Lockhart took it off with a sanguine hand. From the cellar came a fresh burst of Neapolitan.

'I think I had better be gone,' said the doctor, staggering to his feet, 'I'm delighted your grandfather is making such good progress. I'll call again when I feel a little better myself.'

Lockhart escorted him to the door and was seeing him out when the taxidermist struck again.
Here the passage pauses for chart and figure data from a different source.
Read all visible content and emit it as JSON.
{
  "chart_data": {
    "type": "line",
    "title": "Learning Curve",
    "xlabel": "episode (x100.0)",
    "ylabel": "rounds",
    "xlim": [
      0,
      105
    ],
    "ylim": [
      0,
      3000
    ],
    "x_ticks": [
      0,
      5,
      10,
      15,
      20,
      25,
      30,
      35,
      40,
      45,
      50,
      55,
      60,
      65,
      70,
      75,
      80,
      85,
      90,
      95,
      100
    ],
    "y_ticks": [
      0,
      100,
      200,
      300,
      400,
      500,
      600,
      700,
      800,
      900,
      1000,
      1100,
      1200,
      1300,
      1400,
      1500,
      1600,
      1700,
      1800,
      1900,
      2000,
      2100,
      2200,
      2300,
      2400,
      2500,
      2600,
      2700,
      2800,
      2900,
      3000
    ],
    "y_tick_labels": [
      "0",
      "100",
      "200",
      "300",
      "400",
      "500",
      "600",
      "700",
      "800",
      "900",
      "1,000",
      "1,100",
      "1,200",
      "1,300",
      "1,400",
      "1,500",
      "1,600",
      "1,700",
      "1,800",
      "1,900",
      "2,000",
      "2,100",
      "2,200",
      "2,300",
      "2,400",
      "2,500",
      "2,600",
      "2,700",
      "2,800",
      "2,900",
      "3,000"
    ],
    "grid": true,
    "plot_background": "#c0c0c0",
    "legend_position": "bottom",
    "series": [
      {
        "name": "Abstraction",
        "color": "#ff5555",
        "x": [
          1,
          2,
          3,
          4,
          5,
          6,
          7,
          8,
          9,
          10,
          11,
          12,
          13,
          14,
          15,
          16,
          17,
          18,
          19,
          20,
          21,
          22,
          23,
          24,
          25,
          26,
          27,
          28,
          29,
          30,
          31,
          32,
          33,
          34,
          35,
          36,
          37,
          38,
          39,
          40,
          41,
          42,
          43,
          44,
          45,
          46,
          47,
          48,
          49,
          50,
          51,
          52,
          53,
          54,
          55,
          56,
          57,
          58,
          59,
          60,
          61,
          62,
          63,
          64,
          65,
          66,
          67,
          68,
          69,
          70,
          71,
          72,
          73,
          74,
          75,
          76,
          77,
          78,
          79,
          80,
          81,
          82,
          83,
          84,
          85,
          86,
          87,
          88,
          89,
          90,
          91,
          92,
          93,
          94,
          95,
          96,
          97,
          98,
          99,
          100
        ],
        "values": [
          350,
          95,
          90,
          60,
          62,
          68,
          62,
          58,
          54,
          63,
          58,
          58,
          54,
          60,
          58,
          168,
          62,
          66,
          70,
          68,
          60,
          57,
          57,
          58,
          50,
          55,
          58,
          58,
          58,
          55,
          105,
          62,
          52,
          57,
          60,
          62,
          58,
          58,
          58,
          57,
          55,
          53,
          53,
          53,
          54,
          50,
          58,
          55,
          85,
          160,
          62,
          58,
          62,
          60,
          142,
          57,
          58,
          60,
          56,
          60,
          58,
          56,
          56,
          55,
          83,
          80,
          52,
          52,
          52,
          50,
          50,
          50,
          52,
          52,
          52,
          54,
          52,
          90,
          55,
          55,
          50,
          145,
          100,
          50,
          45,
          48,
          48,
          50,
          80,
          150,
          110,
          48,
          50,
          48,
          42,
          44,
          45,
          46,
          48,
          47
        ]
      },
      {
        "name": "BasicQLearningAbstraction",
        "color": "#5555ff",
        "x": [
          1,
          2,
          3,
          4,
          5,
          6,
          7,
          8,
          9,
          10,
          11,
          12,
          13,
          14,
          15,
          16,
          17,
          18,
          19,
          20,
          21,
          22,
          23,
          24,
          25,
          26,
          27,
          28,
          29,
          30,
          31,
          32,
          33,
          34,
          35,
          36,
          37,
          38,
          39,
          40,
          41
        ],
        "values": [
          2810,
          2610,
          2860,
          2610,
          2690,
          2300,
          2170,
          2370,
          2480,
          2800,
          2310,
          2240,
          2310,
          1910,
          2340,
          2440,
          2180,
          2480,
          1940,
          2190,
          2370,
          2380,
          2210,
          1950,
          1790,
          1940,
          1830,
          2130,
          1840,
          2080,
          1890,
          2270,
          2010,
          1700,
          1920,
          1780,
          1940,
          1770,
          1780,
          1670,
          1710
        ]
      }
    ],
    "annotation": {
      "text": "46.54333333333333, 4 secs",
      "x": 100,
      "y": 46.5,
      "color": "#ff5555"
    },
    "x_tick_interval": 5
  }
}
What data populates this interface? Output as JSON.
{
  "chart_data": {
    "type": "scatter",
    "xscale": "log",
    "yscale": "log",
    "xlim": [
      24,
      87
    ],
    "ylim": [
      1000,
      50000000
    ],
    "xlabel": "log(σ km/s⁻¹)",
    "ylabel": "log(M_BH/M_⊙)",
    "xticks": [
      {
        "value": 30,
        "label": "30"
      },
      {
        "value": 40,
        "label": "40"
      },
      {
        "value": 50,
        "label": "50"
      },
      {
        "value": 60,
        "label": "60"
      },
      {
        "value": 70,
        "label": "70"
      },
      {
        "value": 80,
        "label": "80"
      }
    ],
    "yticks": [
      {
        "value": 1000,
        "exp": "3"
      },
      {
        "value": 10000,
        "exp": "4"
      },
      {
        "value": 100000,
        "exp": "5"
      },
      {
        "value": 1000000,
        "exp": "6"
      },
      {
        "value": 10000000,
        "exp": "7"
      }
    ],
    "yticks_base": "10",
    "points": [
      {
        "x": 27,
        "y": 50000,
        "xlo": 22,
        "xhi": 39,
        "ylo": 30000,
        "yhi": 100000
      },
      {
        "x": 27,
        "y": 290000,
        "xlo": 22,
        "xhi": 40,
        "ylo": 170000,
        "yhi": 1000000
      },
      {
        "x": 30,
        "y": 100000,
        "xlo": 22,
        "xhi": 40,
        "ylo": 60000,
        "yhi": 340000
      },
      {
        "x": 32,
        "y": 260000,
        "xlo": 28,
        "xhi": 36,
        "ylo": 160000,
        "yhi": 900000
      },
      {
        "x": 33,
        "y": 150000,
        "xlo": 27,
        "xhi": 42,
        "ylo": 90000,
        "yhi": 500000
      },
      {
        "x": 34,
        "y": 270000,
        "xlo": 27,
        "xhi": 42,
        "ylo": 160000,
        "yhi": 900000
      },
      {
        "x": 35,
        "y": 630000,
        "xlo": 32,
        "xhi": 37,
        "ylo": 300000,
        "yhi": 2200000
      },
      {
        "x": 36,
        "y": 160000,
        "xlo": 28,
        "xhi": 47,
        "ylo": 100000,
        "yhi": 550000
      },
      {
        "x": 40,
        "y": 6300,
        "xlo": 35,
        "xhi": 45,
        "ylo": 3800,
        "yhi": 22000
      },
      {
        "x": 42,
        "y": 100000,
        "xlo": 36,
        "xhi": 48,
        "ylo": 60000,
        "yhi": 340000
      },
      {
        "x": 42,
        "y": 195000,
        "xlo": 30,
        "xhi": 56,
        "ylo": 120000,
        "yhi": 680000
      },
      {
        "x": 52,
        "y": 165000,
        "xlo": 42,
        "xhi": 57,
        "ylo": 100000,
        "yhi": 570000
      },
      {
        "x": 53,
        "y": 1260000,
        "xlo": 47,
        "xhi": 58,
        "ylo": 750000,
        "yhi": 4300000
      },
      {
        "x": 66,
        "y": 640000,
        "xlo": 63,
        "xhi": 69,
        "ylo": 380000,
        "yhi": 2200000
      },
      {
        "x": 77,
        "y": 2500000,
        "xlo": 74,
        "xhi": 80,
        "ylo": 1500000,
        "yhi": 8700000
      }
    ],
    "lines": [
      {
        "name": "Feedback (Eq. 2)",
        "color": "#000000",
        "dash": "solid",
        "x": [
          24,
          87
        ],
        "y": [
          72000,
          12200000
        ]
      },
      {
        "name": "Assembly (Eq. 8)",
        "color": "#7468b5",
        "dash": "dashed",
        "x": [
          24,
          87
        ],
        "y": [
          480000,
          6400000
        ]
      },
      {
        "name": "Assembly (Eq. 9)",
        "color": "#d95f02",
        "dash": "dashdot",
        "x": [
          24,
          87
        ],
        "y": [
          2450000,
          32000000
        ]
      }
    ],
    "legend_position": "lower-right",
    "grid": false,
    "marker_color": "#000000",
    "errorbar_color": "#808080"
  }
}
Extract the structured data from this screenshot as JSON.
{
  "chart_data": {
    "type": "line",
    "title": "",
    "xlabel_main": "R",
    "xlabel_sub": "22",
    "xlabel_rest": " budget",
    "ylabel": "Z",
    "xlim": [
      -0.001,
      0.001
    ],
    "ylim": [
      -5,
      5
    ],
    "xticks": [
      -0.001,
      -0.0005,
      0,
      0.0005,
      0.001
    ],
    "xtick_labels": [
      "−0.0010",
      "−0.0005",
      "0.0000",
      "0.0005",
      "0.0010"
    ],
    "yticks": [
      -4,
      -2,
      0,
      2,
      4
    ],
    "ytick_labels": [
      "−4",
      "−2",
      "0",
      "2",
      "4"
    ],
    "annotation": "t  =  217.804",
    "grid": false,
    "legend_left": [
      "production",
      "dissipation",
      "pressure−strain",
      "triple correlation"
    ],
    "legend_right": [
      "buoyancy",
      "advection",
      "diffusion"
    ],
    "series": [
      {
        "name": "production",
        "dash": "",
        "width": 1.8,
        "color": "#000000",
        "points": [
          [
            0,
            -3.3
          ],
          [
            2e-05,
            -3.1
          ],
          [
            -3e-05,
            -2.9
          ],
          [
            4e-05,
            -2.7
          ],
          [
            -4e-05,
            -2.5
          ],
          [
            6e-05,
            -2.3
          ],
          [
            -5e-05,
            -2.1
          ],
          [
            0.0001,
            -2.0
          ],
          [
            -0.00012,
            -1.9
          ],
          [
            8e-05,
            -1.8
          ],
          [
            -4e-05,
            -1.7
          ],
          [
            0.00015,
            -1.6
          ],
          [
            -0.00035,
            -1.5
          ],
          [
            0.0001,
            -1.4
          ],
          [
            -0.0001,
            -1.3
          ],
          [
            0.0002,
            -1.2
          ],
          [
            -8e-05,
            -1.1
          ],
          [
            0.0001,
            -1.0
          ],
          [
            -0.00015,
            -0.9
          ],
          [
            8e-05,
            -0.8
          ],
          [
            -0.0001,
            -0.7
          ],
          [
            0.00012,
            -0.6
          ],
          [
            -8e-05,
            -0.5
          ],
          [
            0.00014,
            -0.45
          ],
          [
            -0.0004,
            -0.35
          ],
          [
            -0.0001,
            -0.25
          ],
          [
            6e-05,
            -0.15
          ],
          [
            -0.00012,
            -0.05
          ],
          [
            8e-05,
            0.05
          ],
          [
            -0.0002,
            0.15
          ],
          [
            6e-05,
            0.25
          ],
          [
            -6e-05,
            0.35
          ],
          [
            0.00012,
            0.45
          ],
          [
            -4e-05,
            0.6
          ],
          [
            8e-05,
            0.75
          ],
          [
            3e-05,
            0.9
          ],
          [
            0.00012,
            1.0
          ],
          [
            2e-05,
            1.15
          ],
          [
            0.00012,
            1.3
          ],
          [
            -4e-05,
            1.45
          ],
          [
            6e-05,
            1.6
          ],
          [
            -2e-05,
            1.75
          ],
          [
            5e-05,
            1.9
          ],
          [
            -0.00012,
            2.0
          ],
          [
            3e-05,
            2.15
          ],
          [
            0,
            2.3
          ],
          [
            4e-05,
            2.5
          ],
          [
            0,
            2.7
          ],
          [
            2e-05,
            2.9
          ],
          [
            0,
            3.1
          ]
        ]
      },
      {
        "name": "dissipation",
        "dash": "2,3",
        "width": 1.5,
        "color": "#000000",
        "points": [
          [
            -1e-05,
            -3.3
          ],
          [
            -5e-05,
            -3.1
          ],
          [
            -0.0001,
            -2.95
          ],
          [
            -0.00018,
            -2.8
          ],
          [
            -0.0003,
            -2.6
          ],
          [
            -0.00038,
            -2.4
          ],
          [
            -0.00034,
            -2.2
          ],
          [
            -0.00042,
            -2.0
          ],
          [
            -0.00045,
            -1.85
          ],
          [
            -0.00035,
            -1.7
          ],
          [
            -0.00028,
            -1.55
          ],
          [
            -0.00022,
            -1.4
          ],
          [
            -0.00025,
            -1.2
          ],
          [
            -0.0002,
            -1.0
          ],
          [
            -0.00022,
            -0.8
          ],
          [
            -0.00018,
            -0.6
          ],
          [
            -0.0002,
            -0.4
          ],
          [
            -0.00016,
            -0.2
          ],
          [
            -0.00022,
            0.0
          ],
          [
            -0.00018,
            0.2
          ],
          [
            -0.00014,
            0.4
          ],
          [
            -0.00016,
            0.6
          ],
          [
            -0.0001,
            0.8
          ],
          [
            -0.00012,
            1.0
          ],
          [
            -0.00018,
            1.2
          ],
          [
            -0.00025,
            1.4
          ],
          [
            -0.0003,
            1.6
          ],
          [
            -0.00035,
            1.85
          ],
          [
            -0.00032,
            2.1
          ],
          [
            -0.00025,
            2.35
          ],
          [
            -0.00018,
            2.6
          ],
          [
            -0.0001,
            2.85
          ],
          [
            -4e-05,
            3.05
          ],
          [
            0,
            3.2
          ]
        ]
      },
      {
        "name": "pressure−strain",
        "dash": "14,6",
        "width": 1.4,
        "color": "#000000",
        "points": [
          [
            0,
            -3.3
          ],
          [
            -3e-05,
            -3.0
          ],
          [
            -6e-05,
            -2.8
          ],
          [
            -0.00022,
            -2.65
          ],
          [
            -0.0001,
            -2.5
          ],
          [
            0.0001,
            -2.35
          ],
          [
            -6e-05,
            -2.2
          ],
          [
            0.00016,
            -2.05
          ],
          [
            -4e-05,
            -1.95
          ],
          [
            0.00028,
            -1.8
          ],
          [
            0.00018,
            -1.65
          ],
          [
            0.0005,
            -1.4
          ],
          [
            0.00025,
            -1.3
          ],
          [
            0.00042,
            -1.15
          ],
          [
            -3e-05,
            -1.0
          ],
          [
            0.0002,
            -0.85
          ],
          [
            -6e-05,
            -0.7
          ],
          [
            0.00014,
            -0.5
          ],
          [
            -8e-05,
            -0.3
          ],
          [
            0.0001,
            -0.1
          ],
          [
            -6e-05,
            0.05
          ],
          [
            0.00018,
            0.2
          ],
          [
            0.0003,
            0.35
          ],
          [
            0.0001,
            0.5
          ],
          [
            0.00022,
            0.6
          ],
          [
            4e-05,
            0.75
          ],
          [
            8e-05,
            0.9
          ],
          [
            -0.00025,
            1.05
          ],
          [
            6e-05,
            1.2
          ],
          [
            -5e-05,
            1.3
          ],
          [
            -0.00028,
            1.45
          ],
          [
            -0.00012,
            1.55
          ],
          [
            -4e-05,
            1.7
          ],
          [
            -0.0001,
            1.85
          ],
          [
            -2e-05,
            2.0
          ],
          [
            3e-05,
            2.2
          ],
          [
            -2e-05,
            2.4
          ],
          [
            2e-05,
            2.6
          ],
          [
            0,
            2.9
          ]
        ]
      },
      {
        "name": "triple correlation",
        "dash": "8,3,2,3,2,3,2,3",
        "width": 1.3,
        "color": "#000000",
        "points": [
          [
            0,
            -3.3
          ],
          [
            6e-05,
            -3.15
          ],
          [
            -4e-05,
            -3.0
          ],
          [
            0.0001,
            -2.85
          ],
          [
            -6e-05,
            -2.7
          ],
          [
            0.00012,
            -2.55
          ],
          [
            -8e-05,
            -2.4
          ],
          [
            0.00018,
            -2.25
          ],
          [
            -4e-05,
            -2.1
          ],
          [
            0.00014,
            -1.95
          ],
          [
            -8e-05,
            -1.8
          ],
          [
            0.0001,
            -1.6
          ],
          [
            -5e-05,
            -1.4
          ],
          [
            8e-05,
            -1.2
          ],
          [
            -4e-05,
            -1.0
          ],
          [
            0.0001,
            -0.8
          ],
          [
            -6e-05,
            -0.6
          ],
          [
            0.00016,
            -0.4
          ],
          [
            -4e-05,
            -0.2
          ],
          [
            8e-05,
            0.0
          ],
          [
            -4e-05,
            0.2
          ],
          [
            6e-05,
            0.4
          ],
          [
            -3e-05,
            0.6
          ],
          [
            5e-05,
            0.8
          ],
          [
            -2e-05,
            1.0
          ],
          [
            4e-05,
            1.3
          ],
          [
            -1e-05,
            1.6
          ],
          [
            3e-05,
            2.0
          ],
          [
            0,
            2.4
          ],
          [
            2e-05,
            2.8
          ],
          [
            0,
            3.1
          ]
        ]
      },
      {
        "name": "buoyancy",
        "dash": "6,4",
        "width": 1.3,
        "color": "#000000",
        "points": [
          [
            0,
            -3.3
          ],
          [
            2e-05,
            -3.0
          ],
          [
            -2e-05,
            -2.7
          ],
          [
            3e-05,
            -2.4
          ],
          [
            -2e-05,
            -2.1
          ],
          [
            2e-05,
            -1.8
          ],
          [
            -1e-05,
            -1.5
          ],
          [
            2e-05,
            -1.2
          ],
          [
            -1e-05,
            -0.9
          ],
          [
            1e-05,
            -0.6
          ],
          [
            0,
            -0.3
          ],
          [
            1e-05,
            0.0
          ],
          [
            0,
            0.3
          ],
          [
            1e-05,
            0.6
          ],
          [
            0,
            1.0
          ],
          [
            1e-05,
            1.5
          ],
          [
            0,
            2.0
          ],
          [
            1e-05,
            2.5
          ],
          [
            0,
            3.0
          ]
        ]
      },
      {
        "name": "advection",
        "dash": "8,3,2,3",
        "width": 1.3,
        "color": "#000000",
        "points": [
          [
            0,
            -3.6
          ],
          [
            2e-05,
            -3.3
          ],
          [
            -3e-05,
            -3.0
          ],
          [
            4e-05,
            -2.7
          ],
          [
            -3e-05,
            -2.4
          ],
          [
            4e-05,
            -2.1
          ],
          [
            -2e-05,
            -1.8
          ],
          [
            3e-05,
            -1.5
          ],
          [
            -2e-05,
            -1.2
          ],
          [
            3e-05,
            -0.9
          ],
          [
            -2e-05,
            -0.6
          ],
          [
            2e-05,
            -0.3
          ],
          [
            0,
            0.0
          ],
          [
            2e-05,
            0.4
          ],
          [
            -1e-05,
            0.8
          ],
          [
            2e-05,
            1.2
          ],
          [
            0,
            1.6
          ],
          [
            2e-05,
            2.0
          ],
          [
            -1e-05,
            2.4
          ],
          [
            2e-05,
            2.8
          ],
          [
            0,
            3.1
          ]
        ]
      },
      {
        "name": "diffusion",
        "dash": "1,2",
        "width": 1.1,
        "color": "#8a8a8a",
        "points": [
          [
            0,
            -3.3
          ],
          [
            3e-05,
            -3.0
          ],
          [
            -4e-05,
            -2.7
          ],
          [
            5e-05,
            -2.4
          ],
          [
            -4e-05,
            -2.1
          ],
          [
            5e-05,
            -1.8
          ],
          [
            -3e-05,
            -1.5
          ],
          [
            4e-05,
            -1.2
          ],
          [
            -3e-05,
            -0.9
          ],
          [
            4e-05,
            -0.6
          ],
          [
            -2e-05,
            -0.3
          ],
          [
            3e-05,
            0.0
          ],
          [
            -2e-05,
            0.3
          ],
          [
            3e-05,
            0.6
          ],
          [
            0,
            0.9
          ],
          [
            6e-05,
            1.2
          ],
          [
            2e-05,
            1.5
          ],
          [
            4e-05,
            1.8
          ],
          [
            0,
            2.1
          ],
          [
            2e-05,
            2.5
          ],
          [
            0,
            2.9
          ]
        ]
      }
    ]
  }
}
'The eyes,' he shouted, 'my God I forgot to bring his eyes. Now what are we going to do?'

There was no doubting what Dr Magrew was going to do. He took one last demented look at the house and trundled off at a run down the drive to his car. Houses in which he saw human appendixes in otherwise empty coffee cups and people announced that they had forgotten to bring their eyes were not for him. He was going home to consult a fellow practitioner.

Behind him Lockhart turned blandly back into the Hall and calmed the distraught Mr Taglioni. 'I'll bring some,' he said, 'don't worry. I'll fetch a pair.'

'Where am I?' wailed the taxidermist. 'What is happening to me?'

Upstairs Mrs Flawse knew exactly where she was but had no idea what was happening to her. She peered out of the window in time to see the persistent Dr Magrew running to his car and then Lockhart appeared and walked to the peel tower. When he returned he was carrying the glass eyes of the tiger his grandfather had shot in India on his trip there in 1910. He thought they would do rather well. Old Mr Flawse had always been a ferocious man-eater.